我觉得(2)没什么大问题。虽然游泳严格意义上不是动词+名词的结构，但说习惯了很少有人在乎这些细节。

但(1)似乎有些问题。看了看电视我会理解为看了一眼电视（一秒钟），而不是看了一段时间。买了买东西也很奇怪，一般说买了点东西。感觉这句话语法上有些问题，但我不是语法专家，给不出专业解释。


----------



## Skatinginbc

除了偶而游游泳、健健行, 我平常很少運動 
泳 (verb), 行 (verb)


----------



## SimonTsai

I am really surprised that some natives do say 游游泳, and am wondering whether 步 in 跑步 is a noun.


retert said:


> （1）上个周末我*看了看*电视，*买了买*东西。


I agree with @fyl that it sounds slightly odd.


----------



## Broccolee

“看了看电视”*并不一定*指“看了一眼电视”，更不可能是“看了一秒钟电视”。这就是一种口语化的表达。


----------



## SuperXW

Broccolee said:


> “看了看电视”*并不一定*指“看了一眼电视”，更不可能是“看了一秒钟电视”。这就是一种口语化的表达。

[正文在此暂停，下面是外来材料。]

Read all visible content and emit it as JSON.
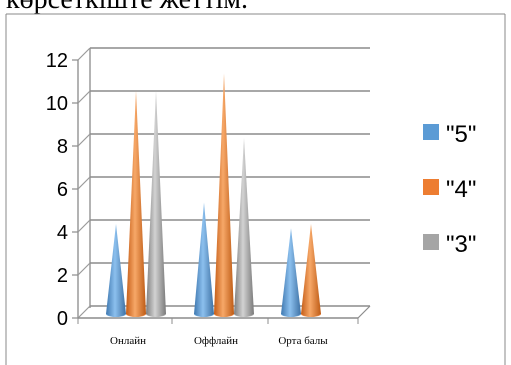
{
  "header_text": "көрсеткіште жеттім.",
  "chart_data": {
    "type": "bar",
    "shape": "cone",
    "categories": [
      "Онлайн",
      "Оффлайн",
      "Орта балы"
    ],
    "series": [
      {
        "name": "\"5\"",
        "values": [
          4,
          5,
          3.8
        ],
        "color": "#5b9bd5"
      },
      {
        "name": "\"4\"",
        "values": [
          10.2,
          11,
          4
        ],
        "color": "#ed7d31"
      },
      {
        "name": "\"3\"",
        "values": [
          10.2,
          8,
          0
        ],
        "color": "#a5a5a5"
      }
    ],
    "ylim": [
      0,
      12
    ],
    "yticks": [
      "0",
      "2",
      "4",
      "6",
      "8",
      "10",
      "12"
    ],
    "grid": true,
    "legend_position": "right"
  }
}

我同意。我觉得两句话口语中都有可能出现。是否得当，主要看语境。
x了x表示一种“随意的，并非认真专注的”态度。


----------



## Broccolee

SuperXW said:


> 我同意。我觉得两句话口语中都有可能出现。是否得当，主要看语境。
> x了x表示一种“随意的，并非认真专注的”态度。


----------



## retrogradedwithwind

这些表达有人能接受有人不能吧。我是可以接受的，尽管我也倾向于说买了点东西。


----------



## Broccolee

retrogradedwithwind said:


> 这些表达有人能接受有人不能吧。我是可以接受的，尽管我也倾向于说买了点东西。


对。我们日常生活中会说“买了点东西”，而不是“买了买东西”。但是“买了买东西”也不能算错，只不过我们一般不说。


----------



## SuperXW

我说“主要看语境”，包括和前后形成排比。前面“看了看”后面“买了买”，就顺畅些。


----------



## thisisvi

觉得这种表述带有情感色彩。

-你周末干嘛了？
-*没干嘛*。*就*看了看电视，买了买东西。

-小明的周末没什么特别，*也就*游游泳、看看书、看看电视。

这是可以接受的。
但是如果没有这个“没干嘛” “也就”的感情色彩在，听着会觉得有些奇怪。


----------



## Skatinginbc

小明周末经常游游泳、看看书、看看电视。
经常 + 游游泳、看看书 
However,
偶而 + 游游泳、看看书 
不過 or 也就 + 游游泳、看看书


----------



## humvee

游游泳 sounds weird to my mandarin ears. I've never use this construction before. But sometimes usage trumps grammar.


----------